Critiques de films et de séries, Actualité du cinéma et du box office
Tous aux chaloupes
Aucun impératif artistique, une histoire bien bouclée, un récit qui devenait poussif et une qualité franchement déclinante : on pensait en avoir fini avec Pirates de Caraïbes. Mais le tiroir caisse a fini par parler : les recettes d’un seul épisode étant équivalentes à un Harry Potter, le 4ème opus de la saga a été officiellement mis sur les rails pour une sortie en 2011. Si la présence de Johnny Depp semble assurée, on est moins sûr concernant ses compagnons d’échappée (et si Orlando Bloom pouvait rester à quai, ça serait une très bonne chose). Côté réalisateur, c’est Rob Marshall (Chicago) qui succède au pâle Gore Verbinski. Un choix curieux qui ne rassure pas grand monde quant à la capacité de la saga de se trouver un second souffle, à défaut de remplir les poches des actionnaires de Disney.

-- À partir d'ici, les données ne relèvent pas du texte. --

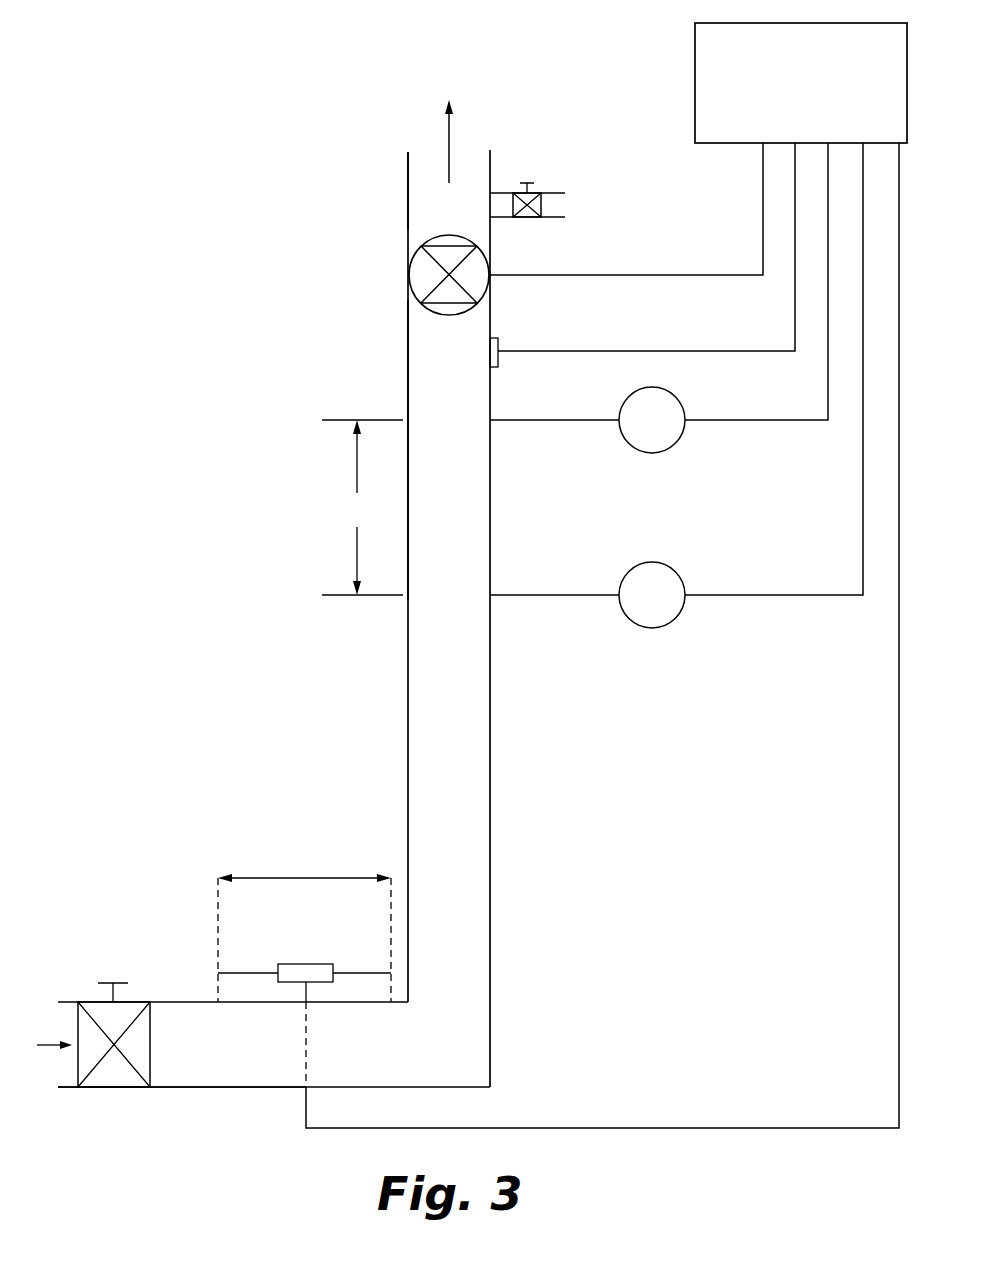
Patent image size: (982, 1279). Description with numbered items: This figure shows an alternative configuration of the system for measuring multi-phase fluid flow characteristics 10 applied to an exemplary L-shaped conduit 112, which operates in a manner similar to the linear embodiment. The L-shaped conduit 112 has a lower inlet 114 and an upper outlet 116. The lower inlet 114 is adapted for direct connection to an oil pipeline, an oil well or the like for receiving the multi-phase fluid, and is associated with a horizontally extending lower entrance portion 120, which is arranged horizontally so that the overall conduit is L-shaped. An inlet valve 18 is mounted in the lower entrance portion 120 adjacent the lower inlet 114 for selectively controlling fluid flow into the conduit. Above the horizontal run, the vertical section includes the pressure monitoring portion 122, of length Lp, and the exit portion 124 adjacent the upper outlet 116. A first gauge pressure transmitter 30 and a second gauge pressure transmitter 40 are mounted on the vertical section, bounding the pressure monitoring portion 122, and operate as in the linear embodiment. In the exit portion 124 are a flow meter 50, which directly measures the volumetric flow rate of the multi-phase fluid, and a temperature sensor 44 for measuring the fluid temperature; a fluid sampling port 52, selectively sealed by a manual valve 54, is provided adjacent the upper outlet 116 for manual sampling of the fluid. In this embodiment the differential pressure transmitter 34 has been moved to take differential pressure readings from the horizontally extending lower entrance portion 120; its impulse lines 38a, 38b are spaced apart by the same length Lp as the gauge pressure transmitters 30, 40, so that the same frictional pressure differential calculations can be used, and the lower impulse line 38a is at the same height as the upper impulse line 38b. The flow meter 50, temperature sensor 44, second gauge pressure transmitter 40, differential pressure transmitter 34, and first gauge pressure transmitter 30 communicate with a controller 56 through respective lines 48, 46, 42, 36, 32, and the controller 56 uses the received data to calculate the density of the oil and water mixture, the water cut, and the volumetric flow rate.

The system for measuring multi-phase fluid flow characteristics 10 is at (334, 76).
The upper outlet 116 is at (418, 150).
The exit portion 124 is at (408, 191).
The flow meter 50 is at (404, 260).
The L-shaped conduit 112 is at (408, 365).
The pressure monitoring portion 122 is at (408, 495).
The manual valve 54 is at (551, 185).
The fluid sampling port 52 is at (552, 218).
The controller 56 is at (695, 100).
The line 48 is at (613, 275).
The temperature sensor 44 is at (500, 340).
The line 46 is at (795, 322).
The second gauge pressure transmitter 40 is at (683, 437).
The line 42 is at (745, 420).
The first gauge pressure transmitter 30 is at (665, 628).
The line 32 is at (825, 596).
The line 36 is at (818, 1127).
The lower impulse line 38a is at (218, 985).
The upper impulse line 38b is at (393, 985).
The differential pressure transmitter 34 is at (305, 962).
The lower inlet 114 is at (59, 1020).
The inlet valve 18 is at (135, 1001).
The lower entrance portion 120 is at (195, 1087).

L’envol du cinéma israélien
Mis régulièrement sur le devant de la scène depuis quelques années, à la fois dans les festivals les plus courus et lors des cérémonies annuelles de récompenses, le cinéma israélien vient de connaître une sorte de consécration avec l’attribution du Lion d’Or à Lebanon. Ce film raconte la guerre du Liban de 1982 vue depuis le cockpit d’un tank de Tsahal. Représenté pendant plusieurs années par le seul Amos Gitaï et son âpre cinéma d’auteur engagé, la production locale israélienne réussit maintenant à se diversifier, au travers par exemple de la comédie (La visite de la fanfare) et de l’animation (le triomphe mondial de Valse avec Bashir). Le Lion d’Or, qui récompense le meilleur film du festival de Venise, est (très officieusement) le deuxième plus prestigieux trophée du cinéma mondial, derrière la Palme d’Or.
Un prophète à Hollywood
C’est assez logiquement Un Prophète de Jacques Audiard qui a été choisi pour représenter la France aux prochains oscars dans la catégorie film étranger. Un jury de personnalités françaises décide chaque année du film qui devra porter les couleurs du cinéma hexagonal, l’œuvre devant par la suite être retenue par l’Académie des oscars dans la liste des 5 finalistes qui pourront concourir. Même si cette catégorie est parfois royalement snobée par les médias américains, une nomination voire un oscar peut être une bonne vitrine pour une exploitation américaine.On compte ainsi parmi les lauréats La vie des autres, Tout sur ma mère et même Tigre et Dragon. Pays qui compte le plus de récompenses (14), La France est repartie bredouille depuis… 1993 et Indochine de Regis Wargnier. Ni Le fabuleux destin d’Amélie Poulain, ni Entre les Murs ne sont parvenus ces dernières années à ramener une statuette. On croise les doigts pour Jacques Audiard
Un colonel pour le Frelon Vert
Dans la nasse des dizaines d’adaptations de comics ou de séries prévues dans les prochains mois, celle du Frelon Vert retient l’attention. Série de quelques épisodes devenue culte en raison de la présence de feu Bruce Lee au générique, son passage au grand écran tenait lieu de serpent de mer depuis plusieurs années. Et c’est le très très talentueux Michel Gondry (Eternal Sunshine, la science des rêves, Be Kind Rewind) qui a mis sur les rails l’adaptation, en recrutant Seth Rogen, Cameron Diaz et Tom Wilkinson. Une telle affiche fait saliver mais c’est sans compter le gros méchant de service. Nicolas Cage ayant quitté le projet en tout début de tournage (l’angoisse, sûrement de tourner dans un bon film….plus l’habitude), le rôle a été repris par Christoph Walz, mieux connu depuis quelques semaines comme le colonel Hans Landa, amateur de strudels et de diversité linguistique dans Inglorious Basterds. Après des décennies d’anonymat complet, l’acteur autrichien se retrouve à Hollywood. On dit merci qui ? Merci Quentin.